Problems not immediate, but requiring no major extensions of the text material

**P8.1** Develop the induction proofs of the two level-count results of section 8.1.2.

**P8.2** Suppose that pointers require two bytes of storage and values require four. How much total storage is required for a binary tree of *N* items? Derive answers for pointers, three-array, and single-array storage.

**P8.3** Derive a scheme for adding parentheses to the display of a binary tree in which interior nodes represent binary operators so that the display traverse produces the correct infix expression.

**P8.4** Design a procedure that displays node values on all three contacts with a node, then prints an encounter index under the display. (See the discussion of visitation order in section 8.3 for example output.)

**P8.5** Design an iterative version of function *TreeCopy* of section 8.3.3.

**P8.6** Redesign procedures *NodeSpot* and *InsertNode* of section 8.5.2 so that values may be duplicated in a (partially) ordered binary tree.

**P8.7** How many distinct heaps of Faye's Family are there?

**P8.8** Design a procedure to calculate weight-balance factors for an arbitrary binary tree.

**P8.9** Write the procedure that inserts node *q* as the left child of a leaf node *p* in a threaded binary tree.

Programs for trying it yourself

**PG8.1** Write a program that inputs a binary tree (assumed to be correctly linked by the user) and displays the *PreOrder, InOrder,* and *PostOrder* traverses of it. (In a language that fails to support recursion, the results of section 8.4.1 are required.)

**PG8.2** Repeat PG8. I with the iterative procedure BTT and display the stack at an appropriate point if requested by the user.

**PG8.3** Write a program that will accept a list of values, treat them as a heapform binary tree, and display them both top-down and sideways.

**PG8.4** Write a command-shell program that manages a binary search tree, allowing display, insertion, deletion, and location of values.

**PG8.5** Write a program that constructs the International Morse code tree introduced in section 8.5.3 from the table below and allows users to enter a code message of dots, dashes, and separators.

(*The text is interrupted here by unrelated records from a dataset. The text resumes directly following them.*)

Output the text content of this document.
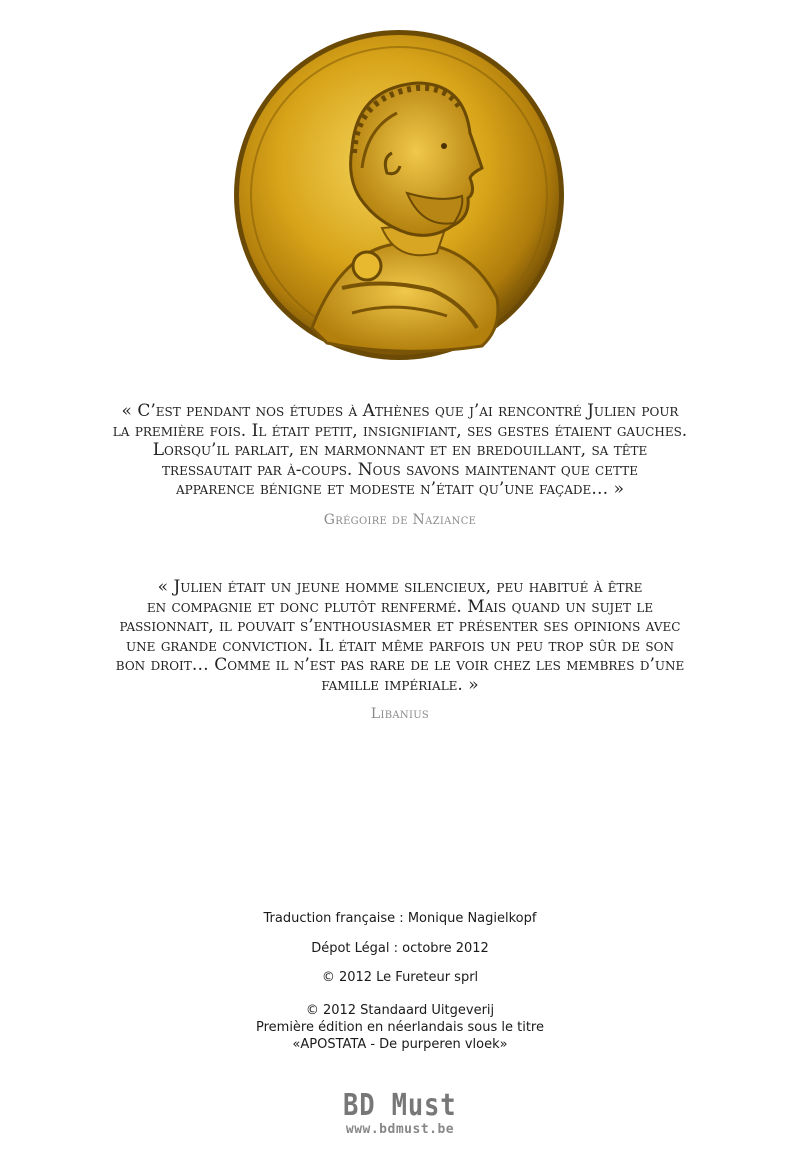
« C’est pendant nos études à Athènes que j’ai rencontré Julien pour

la première fois. Il était petit, insignifiant, ses gestes étaient gauches.

Lorsqu’il parlait, en marmonnant et en bredouillant, sa tête

tressautait par à-coups. Nous savons maintenant que cette

apparence bénigne et modeste n’était qu’une façade… »

Grégoire de Naziance

« Julien était un jeune homme silencieux, peu habitué à être

en compagnie et donc plutôt renfermé. Mais quand un sujet le

passionnait, il pouvait s’enthousiasmer et présenter ses opinions avec

une grande conviction. Il était même parfois un peu trop sûr de son

bon droit… Comme il n’est pas rare de le voir chez les membres d’une

famille impériale. »

Libanius
Traduction française : Monique Nagielkopf
Dépot Légal : octobre 2012
© 2012 Le Fureteur sprl
© 2012 Standaard Uitgeverij
Première édition en néerlandais sous le titre
«APOSTATA - De purperen vloek»
BD Must
www.bdmust.be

The output of the program is the decoded message.

A - B - C -- D - E

F - G -- H I J ---

K -- L - M -- N - O ---

P -- Q --- R - S T -

U - V - W -- X -- Y ---

Z --

**PG8.6** Write a program that inputs 10 integers and sorts them with *HeapSort.*

**PG8.7** Write a program that creates a threaded tree by accretion (but does not support deletion) and displays the new tree.